05.08.2011, 12:07 Uhr

Als Schrottimmobilien gelten solche, die wegen erheblicher baulicher Mängel oder nicht amortisierbarer Anschaffungskosten unrentierlich sind. Zunehmend prägt sich im öffentlichen Bewusstsein ein weiterer dramatischer Umstand ein: Unvermietbarkeit oder nur defizitäre Vermietbarkeit infolge fehlender Nachfrage. Unvermietbarkeit infolge fehlender Nachfrage ist für jedermann sichtbar. Nicht sichtbar sind die Folgen der defizitären Vermietung. Sie entstehen zum einen, weil Vermieter die Folgen des Leerstandes noch substanzschädigender finden als nicht kostendeckende Mieten. Zum anderen zwingt der Gesetzgeber den Vermietern seit Jahren selektiv-nachteiliges Recht auf. Unter Inkaufnahme wirtschaftlicher Nachteile des Vermieters garantiert der Staat so soziale Sicherheit, die er selbst längst nicht mehr zu leisten vermag.

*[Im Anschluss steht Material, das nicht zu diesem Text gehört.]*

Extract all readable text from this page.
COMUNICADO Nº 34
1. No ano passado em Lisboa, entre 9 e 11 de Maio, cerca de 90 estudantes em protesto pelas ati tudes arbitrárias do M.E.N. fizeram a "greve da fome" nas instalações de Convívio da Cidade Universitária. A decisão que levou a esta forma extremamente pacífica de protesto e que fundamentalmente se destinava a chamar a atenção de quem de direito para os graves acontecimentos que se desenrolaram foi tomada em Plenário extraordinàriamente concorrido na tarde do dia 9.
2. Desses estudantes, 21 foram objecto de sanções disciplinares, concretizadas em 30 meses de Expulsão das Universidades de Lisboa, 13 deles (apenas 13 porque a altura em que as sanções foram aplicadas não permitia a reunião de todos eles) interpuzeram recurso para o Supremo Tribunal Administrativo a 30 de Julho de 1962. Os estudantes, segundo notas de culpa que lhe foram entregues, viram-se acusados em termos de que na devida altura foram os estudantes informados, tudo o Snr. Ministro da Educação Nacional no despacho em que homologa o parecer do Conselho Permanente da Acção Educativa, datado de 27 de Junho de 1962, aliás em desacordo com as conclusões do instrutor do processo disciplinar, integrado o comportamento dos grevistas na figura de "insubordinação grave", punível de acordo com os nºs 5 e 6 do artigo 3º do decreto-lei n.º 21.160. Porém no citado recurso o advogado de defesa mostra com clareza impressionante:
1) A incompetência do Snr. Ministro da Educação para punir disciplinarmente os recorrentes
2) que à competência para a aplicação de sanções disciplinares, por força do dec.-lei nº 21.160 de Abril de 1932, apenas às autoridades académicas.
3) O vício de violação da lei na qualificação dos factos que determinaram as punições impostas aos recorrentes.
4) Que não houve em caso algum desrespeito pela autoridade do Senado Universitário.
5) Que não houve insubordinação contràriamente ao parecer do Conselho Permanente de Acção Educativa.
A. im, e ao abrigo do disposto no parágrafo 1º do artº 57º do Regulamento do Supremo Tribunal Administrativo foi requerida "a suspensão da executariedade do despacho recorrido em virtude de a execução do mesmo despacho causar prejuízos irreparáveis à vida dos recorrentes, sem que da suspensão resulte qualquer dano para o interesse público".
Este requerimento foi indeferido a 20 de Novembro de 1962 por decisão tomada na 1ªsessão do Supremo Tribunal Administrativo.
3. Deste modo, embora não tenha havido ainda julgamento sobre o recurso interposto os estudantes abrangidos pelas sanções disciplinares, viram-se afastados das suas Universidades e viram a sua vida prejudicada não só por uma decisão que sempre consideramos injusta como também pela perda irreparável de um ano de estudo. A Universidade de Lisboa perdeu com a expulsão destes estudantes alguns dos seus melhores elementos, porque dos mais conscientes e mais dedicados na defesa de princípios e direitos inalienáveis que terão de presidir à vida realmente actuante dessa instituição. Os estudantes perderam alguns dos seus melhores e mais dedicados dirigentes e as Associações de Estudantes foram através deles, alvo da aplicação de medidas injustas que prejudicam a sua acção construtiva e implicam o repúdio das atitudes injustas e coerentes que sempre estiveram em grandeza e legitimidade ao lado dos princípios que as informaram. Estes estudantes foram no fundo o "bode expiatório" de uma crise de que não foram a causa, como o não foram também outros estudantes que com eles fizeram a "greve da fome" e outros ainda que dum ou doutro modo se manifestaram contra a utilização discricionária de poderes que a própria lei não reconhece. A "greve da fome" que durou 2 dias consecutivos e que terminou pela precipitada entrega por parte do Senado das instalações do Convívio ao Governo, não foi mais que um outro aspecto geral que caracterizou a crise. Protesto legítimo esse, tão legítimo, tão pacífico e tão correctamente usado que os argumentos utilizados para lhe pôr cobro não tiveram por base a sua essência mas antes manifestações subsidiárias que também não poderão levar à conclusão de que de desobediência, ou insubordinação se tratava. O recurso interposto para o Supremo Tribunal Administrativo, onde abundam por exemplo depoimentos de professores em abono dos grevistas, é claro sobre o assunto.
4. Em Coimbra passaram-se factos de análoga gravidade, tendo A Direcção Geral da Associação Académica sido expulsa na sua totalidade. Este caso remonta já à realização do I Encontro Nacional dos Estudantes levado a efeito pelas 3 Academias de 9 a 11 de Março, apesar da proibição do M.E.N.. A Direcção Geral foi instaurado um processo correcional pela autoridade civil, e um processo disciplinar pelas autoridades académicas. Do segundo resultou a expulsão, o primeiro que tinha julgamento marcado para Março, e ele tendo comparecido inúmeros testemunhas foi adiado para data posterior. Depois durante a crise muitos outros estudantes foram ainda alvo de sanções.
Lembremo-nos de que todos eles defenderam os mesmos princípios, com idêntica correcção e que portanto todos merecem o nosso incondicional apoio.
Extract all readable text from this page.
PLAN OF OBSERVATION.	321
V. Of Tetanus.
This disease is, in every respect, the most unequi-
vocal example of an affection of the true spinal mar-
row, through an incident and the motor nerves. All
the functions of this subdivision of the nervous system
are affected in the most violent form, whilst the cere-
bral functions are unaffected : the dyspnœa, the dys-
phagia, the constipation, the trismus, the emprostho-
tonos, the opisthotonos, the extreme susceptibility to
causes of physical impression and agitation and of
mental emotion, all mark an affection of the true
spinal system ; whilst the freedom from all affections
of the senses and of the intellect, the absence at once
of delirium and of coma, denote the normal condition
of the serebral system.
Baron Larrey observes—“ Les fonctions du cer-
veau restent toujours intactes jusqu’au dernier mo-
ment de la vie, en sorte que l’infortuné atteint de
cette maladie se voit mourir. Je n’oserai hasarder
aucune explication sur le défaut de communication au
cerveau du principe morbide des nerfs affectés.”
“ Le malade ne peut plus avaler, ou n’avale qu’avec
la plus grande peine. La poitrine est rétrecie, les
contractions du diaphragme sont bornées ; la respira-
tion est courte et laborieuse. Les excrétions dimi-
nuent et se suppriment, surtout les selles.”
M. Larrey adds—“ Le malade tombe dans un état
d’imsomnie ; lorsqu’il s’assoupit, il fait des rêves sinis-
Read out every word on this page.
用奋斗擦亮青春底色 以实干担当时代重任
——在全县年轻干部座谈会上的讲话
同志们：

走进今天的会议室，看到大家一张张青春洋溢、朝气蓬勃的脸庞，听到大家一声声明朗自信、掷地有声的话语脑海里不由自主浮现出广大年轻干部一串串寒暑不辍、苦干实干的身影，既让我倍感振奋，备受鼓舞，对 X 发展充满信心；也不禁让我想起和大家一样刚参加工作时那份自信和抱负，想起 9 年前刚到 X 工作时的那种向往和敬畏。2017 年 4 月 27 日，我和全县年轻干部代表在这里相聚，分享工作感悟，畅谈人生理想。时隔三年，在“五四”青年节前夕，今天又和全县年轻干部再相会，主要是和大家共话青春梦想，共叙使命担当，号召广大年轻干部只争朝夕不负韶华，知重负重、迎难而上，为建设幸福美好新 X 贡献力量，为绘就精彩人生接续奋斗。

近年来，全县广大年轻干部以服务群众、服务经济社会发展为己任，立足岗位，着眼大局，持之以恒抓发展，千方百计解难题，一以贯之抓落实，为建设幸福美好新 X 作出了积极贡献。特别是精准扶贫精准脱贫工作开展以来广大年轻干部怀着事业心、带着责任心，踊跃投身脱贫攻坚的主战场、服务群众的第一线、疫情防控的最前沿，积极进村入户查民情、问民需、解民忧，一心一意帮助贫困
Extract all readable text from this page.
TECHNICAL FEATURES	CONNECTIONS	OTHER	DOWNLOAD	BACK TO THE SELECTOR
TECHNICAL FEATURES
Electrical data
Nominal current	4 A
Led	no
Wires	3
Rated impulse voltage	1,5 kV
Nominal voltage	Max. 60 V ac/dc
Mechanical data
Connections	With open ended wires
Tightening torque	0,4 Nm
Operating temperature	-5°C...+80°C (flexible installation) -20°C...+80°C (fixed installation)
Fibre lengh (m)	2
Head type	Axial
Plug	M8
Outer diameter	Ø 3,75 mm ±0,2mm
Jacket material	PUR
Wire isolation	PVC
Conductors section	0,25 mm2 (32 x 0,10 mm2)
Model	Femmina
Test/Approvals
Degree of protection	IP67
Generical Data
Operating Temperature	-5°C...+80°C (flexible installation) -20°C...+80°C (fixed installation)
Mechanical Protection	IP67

Zugleich hat er damit eine verhängnisvolle Spirale von Mieteinbehalten einerseits und dadurch bedingten Verfall andererseits in Gang gesetzt. In weiten Teilen Ostdeutschlands überlagern sich die Folgen von Marktzerrüttung und Rechtsungleichheit. Diese Situation wird auf alle Regionen übergreifen, die keinen vortrefflichen Arbeitsmarkt - verbunden mit einem lebensfreundlichen Wohnumfeld anbieten können.

herbert1949

06.08.2011, 08:09 Uhr

Es ist bezeichnend das in unserem sogenannten Rechtstaat bei solchen offensichlichen Betrügereien die Verfahren etliche Jahre dauern. Zum Glück für die betroffenen ist es ja so ausgegangen das sie Entschädigt wurden. Aber die Verantwortlichen für solch eine Vertriebspraxis laufen garantiert alle noch frei herum.